"Cette année est très importante pour moi. Je ne rajeunis pas et je n'aurais pas encore beaucoup de chance pour m'imposer dans le Tour", a déclaré Ullrich, 32 ans, lors de la présentation officielle de son équipe. Vainqueur en 1997, quintuple second du Tour, l'Allemand compte sur les venues de Kirchen et Rogers pour s'imposer en juillet à Paris.
Le retour du Belge Ruddy Pevenage, directeur sportif de la formation en 1997, a été planifié pour la préparation au Tour de l'Allemand. Olaf Ludwig, nouveau directeur sportif succédant à Walter Godefroot, semble tout miser sur Ullrich dont le contrat expire à la fin de l'année. Le champion olympique sur route en 2000 songera à son futur après le Tour de France. Un avenir au sein de T-mobile conditionné par une victoire impérative sur la Grande boucle, jamais aussi proche depuis la retraite du septuple vainqueur américain.
Vinokourov parti chez Liberty, Zabel chez Milram, « Ulle » est redevenu serein. "L'ambiance et l'esprit d'équipe sont de nouveau là.
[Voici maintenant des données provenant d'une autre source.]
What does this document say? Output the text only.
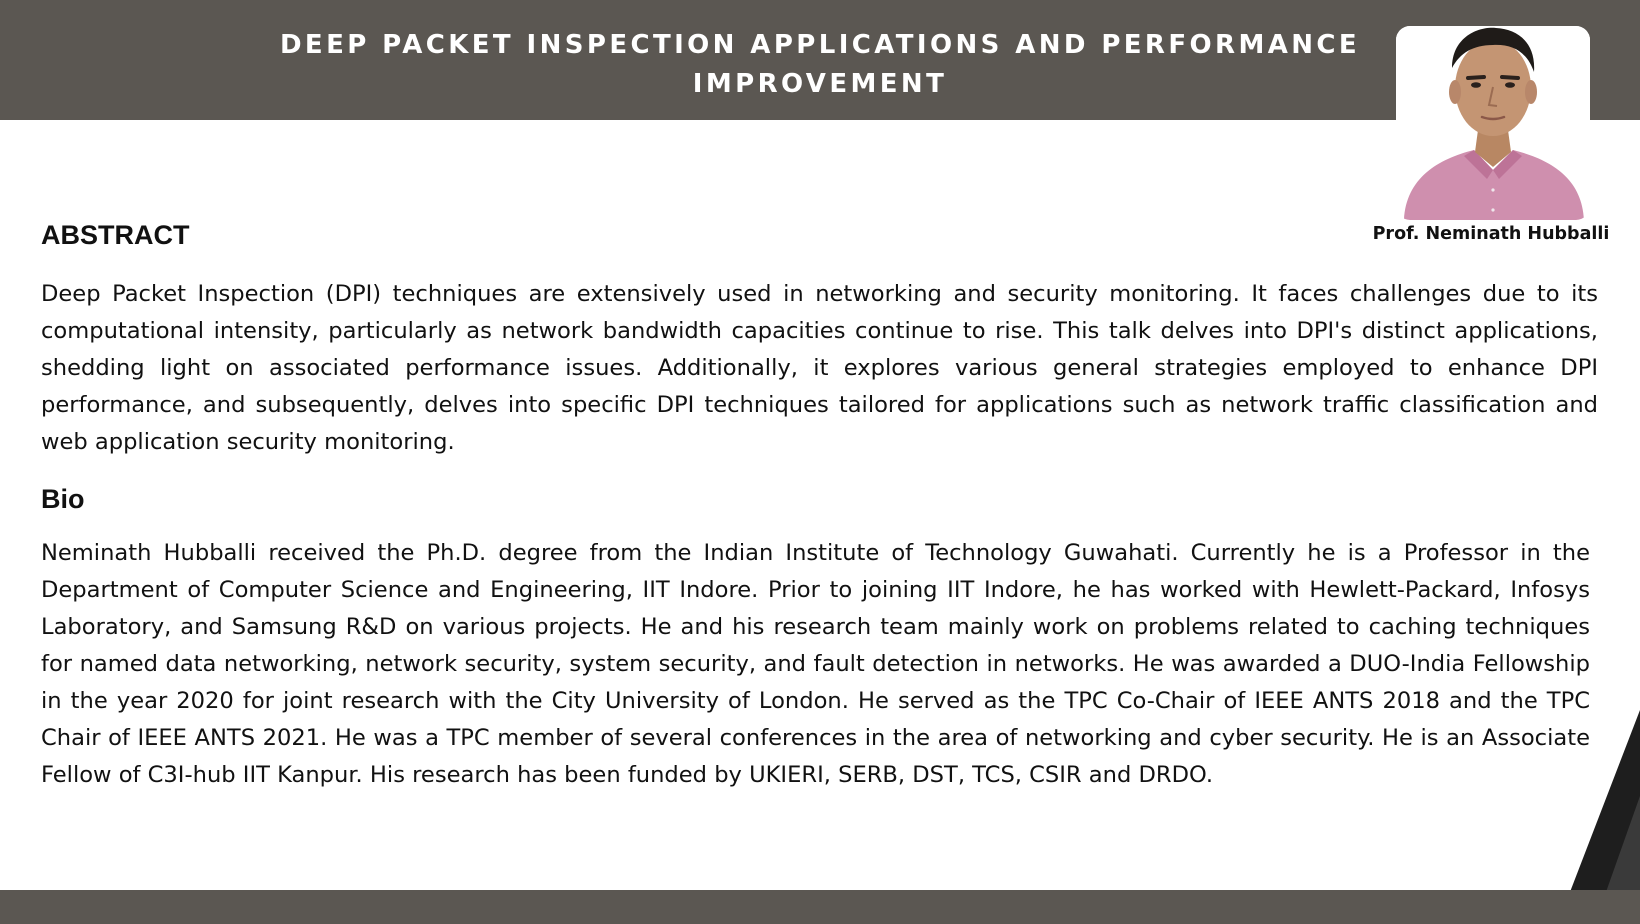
DEEP PACKET INSPECTION APPLICATIONS AND PERFORMANCE IMPROVEMENT
Prof. Neminath Hubballi
ABSTRACT

Deep Packet Inspection (DPI) techniques are extensively used in networking and security monitoring. It faces challenges due to its computational intensity, particularly as network bandwidth capacities continue to rise. This talk delves into DPI's distinct applications, shedding light on associated performance issues. Additionally, it explores various general strategies employed to enhance DPI performance, and subsequently, delves into specific DPI techniques tailored for applications such as network traffic classification and web application security monitoring.

Bio

Neminath Hubballi received the Ph.D. degree from the Indian Institute of Technology Guwahati. Currently he is a Professor in the Department of Computer Science and Engineering, IIT Indore. Prior to joining IIT Indore, he has worked with Hewlett-Packard, Infosys Laboratory, and Samsung R&D on various projects. He and his research team mainly work on problems related to caching techniques for named data networking, network security, system security, and fault detection in networks. He was awarded a DUO-India Fellowship in the year 2020 for joint research with the City University of London. He served as the TPC Co-Chair of IEEE ANTS 2018 and the TPC Chair of IEEE ANTS 2021. He was a TPC member of several conferences in the area of networking and cyber security. He is an Associate Fellow of C3I-hub IIT Kanpur. His research has been funded by UKIERI, SERB, DST, TCS, CSIR and DRDO.
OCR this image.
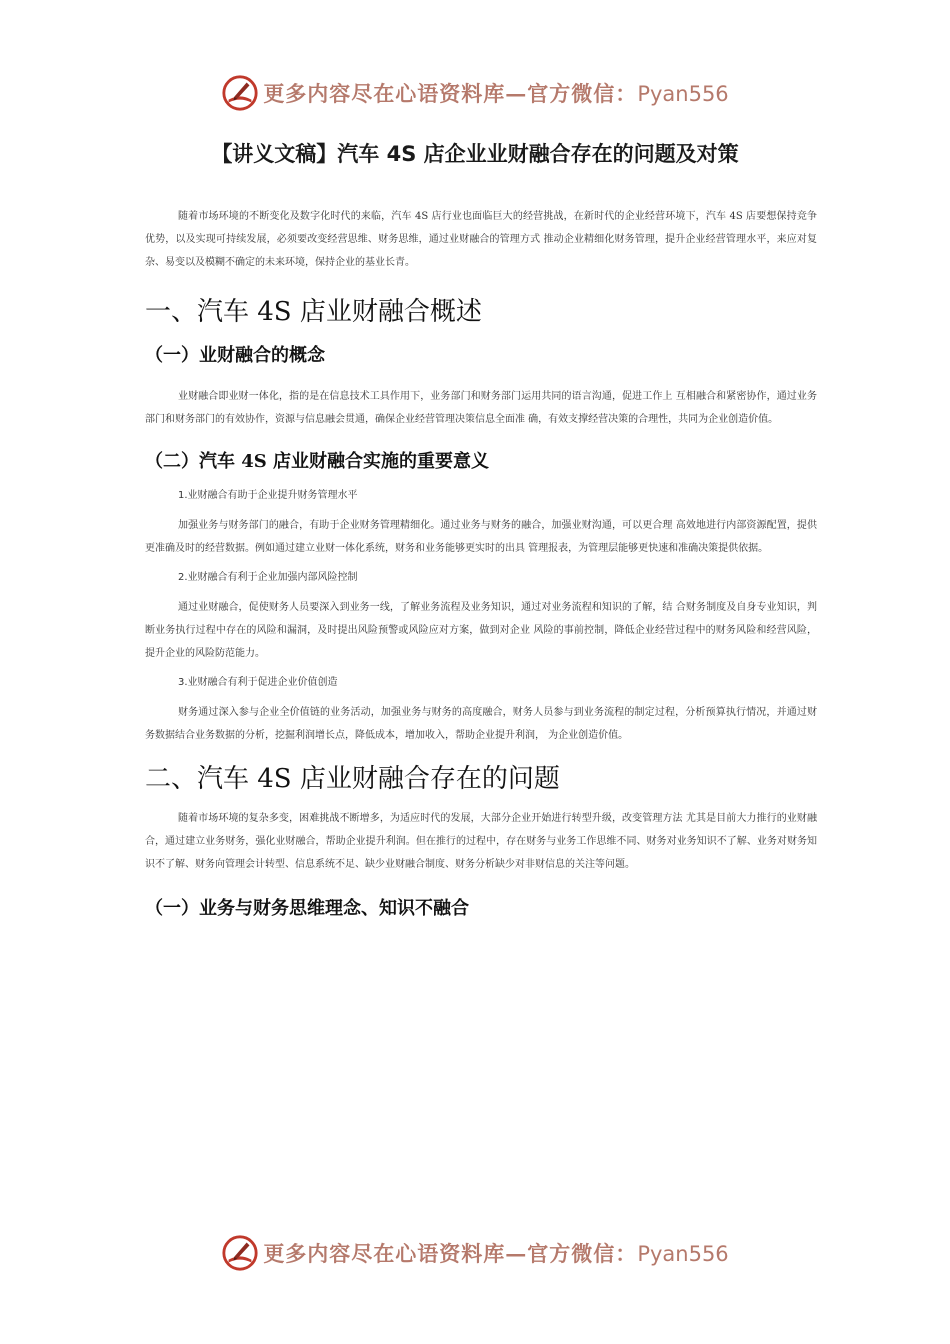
更多内容尽在心语资料库—官方微信：Pyan556
【讲义文稿】汽车 4S 店企业业财融合存在的问题及对策

随着市场环境的不断变化及数字化时代的来临，汽车 4S 店行业也面临巨大的经营挑战，在新时代的企业经营环境下，汽车 4S 店要想保持竞争优势，以及实现可持续发展，必须要改变经营思维、财务思维，通过业财融合的管理方式 推动企业精细化财务管理，提升企业经营管理水平，来应对复杂、易变以及模糊不确定的未来环境，保持企业的基业长青。

一、汽车 4S 店业财融合概述
（一）业财融合的概念

业财融合即业财一体化，指的是在信息技术工具作用下，业务部门和财务部门运用共同的语言沟通，促进工作上 互相融合和紧密协作，通过业务部门和财务部门的有效协作，资源与信息融会贯通，确保企业经营管理决策信息全面准 确，有效支撑经营决策的合理性，共同为企业创造价值。

（二）汽车 4S 店业财融合实施的重要意义

1.业财融合有助于企业提升财务管理水平

加强业务与财务部门的融合，有助于企业财务管理精细化。通过业务与财务的融合，加强业财沟通，可以更合理 高效地进行内部资源配置，提供更准确及时的经营数据。例如通过建立业财一体化系统，财务和业务能够更实时的出具 管理报表，为管理层能够更快速和准确决策提供依据。

2.业财融合有利于企业加强内部风险控制

通过业财融合，促使财务人员要深入到业务一线，了解业务流程及业务知识，通过对业务流程和知识的了解，结 合财务制度及自身专业知识，判断业务执行过程中存在的风险和漏洞，及时提出风险预警或风险应对方案，做到对企业 风险的事前控制，降低企业经营过程中的财务风险和经营风险，提升企业的风险防范能力。

3.业财融合有利于促进企业价值创造

财务通过深入参与企业全价值链的业务活动，加强业务与财务的高度融合，财务人员参与到业务流程的制定过程，分析预算执行情况，并通过财务数据结合业务数据的分析，挖掘利润增长点，降低成本，增加收入，帮助企业提升利润， 为企业创造价值。

二、汽车 4S 店业财融合存在的问题

随着市场环境的复杂多变，困难挑战不断增多，为适应时代的发展，大部分企业开始进行转型升级，改变管理方法 尤其是目前大力推行的业财融合，通过建立业务财务，强化业财融合，帮助企业提升利润。但在推行的过程中，存在财务与业务工作思维不同、财务对业务知识不了解、业务对财务知识不了解、财务向管理会计转型、信息系统不足、缺少业财融合制度、财务分析缺少对非财信息的关注等问题。

（一）业务与财务思维理念、知识不融合
更多内容尽在心语资料库—官方微信：Pyan556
Il n'y a plus de perturbations, les dernières ont disparu à l'automne" s'est-il félicité. Côté recrutement, derrière les cadres Nardello, Guerini, Klöden, Sevilla et Wesemann, T-mobile s'est sérieusement rajeunie. En embauchant tout d'abord l'Australien Michael Rogers, champion du monde du contre-la-montre l'an dernier, Lorenzo Bernucci, vainqueur d'étape sur le Tour 2005 avec la Fassa Bortolo, et Kim Kirchen, coureur confirmé luxembourgeois de 27 ans.